The biggest thing on my mind is that I lost my maternal grandmother this week. It was expected, she was pretty old and had been on hospice for a few weeks, and before that she’d been bedridden for months. Of course it’s still hard to lose a loved one regardless of how “prepared” you are.
She’s my namesake and I look more like her than any of my siblings or cousins do. I sometimes catch glimpses of myself in the mirror or see one of us in a photograph and notice how similar our gestures and body types are. I love that. I hope I’m like her in other ways. She was so real, down to earth, funny, witty, genuine, strong... It also took her five years to get pregnant, but once she did she went on to have 9 children. She used to call my grandpa Babe, “because,” she told me, “when he was younger, he really was a babe.” She told me how marriage was hard and that there were times she wanted to throw in the towel, but she stuck with my grandpa because she told the preacher she would. She was a gifted painter, a woman of faith, independent and loving, and always had the good gossip on everyone in the family. I know my grandpa is excited to have her with him again, and I’m sure she is so happy to see him as well after the last few years of being apart. It’s comforting to think that he was there waiting for her when she passed away.
She met Cady a couple of times, and I am so glad for that. We went to visit her a couple of weeks ago and she was still lucid, and clearly happy to see the baby. I was also able to see her one last time the day she passed. Unfortunately she wasn’t conscious, and her labored breathing made it pretty clear she didn’t have much time left. Her caretaker told me she hadn’t been really awake (her eyes would open occasionally but it was more of a “blank slate” she said) in 6 days. But I believe she heard me when I told her I loved her and that I would miss her. I felt much better having gone, and then that night when we were all in bed, I woke up feeling very strongly that there was a female ‘presence’ in my room. I frequently think I feel spirits and have never really been sure I believed they were real or that I’m just paranoid, but the next morning I saw that I missed a call from my mom at 11:30 p.m. with a message saying my grandmother had passed away. And now I believe it wasn’t a coincidence, she was stopping by to check on us.
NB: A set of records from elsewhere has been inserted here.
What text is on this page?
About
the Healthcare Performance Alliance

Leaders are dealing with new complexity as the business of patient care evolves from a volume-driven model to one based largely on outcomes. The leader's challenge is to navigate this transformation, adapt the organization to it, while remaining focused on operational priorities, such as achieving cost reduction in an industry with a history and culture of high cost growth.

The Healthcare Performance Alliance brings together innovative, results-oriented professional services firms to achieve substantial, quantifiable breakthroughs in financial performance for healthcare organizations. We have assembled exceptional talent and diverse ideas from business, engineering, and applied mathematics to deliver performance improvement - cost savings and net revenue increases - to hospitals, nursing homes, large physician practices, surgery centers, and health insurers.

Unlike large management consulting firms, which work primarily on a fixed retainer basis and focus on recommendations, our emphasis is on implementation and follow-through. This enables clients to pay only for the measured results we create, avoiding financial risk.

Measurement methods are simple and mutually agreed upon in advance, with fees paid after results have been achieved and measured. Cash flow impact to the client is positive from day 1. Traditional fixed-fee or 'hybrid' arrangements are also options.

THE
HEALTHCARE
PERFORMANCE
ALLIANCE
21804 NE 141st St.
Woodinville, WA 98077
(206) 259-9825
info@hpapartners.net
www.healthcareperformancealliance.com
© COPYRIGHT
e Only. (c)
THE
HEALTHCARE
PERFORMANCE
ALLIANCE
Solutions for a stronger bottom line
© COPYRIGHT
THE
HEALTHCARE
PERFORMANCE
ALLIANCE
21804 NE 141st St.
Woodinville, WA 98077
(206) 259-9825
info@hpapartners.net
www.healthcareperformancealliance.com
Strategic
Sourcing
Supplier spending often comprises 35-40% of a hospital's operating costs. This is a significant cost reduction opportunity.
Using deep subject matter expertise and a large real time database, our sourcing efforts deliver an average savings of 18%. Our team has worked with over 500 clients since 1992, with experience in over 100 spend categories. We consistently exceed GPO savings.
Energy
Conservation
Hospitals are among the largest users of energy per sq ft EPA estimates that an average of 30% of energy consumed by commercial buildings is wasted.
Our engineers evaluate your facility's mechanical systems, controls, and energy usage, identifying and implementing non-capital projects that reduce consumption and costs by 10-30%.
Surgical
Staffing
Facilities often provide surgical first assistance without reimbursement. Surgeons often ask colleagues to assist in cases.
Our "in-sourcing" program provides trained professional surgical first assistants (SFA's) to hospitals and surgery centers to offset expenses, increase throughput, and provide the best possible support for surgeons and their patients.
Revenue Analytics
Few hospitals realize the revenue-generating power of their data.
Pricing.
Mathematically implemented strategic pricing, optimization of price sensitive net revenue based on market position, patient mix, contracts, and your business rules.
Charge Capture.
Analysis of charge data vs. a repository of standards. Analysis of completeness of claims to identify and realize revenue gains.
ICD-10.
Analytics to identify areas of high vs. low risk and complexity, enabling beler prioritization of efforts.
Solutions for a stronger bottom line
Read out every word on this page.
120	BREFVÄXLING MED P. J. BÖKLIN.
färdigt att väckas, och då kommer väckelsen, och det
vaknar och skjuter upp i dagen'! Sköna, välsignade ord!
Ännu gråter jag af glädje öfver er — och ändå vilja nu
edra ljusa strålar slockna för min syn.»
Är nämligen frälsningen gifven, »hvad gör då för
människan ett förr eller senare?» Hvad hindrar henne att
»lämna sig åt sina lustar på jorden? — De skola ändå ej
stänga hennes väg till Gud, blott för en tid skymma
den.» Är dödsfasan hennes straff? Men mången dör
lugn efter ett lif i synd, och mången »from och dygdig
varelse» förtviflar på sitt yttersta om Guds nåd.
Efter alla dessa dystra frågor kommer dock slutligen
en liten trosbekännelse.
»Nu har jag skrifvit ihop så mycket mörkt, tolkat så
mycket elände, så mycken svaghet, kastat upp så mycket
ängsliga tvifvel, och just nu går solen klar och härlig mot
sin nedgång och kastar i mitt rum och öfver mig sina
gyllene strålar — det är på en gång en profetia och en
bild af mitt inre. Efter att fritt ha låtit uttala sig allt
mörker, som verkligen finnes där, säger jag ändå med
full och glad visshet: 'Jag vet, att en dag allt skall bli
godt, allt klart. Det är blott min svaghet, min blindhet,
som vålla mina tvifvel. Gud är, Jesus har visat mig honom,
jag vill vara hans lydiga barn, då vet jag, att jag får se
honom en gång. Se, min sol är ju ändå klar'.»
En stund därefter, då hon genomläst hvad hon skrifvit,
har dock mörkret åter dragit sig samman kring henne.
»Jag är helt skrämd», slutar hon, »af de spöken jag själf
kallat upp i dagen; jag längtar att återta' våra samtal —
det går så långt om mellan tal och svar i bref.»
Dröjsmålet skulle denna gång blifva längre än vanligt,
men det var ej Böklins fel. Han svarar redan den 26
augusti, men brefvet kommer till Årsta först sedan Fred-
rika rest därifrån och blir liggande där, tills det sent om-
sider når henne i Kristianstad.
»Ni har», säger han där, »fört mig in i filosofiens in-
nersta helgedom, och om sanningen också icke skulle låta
I decided a few years ago that when my grandma passed away I was going to change the spelling of my name to match hers. I was named after her, but for some reason my parents gave me the traditional spelling of Mary, and hers is spelled Mari. I talked to my parents a few months ago to make sure they were okay with it, and my mom said, “I don’t know why I didn’t spell it that way to begin with!” So now it’s time. I am pretty excited, and hopefully it’s not too much of a pain to do. The funeral is next Thursday. Is it wrong to look forward to it? I just want to be near her one more time I guess, and to talk to my family members about her, hear their memories of her, be in her house...
Lately I’ve been philosophizing a bit about immortality... We’re each made up of all of the people who came before us, so we’re a little piece of immortality and timelessness as we carry that DNA (if we’re related by blood) and/or memories and knowledge (if we’re not). So I guess, my grandma isn’t really gone, because I carry part of her with me. I like that.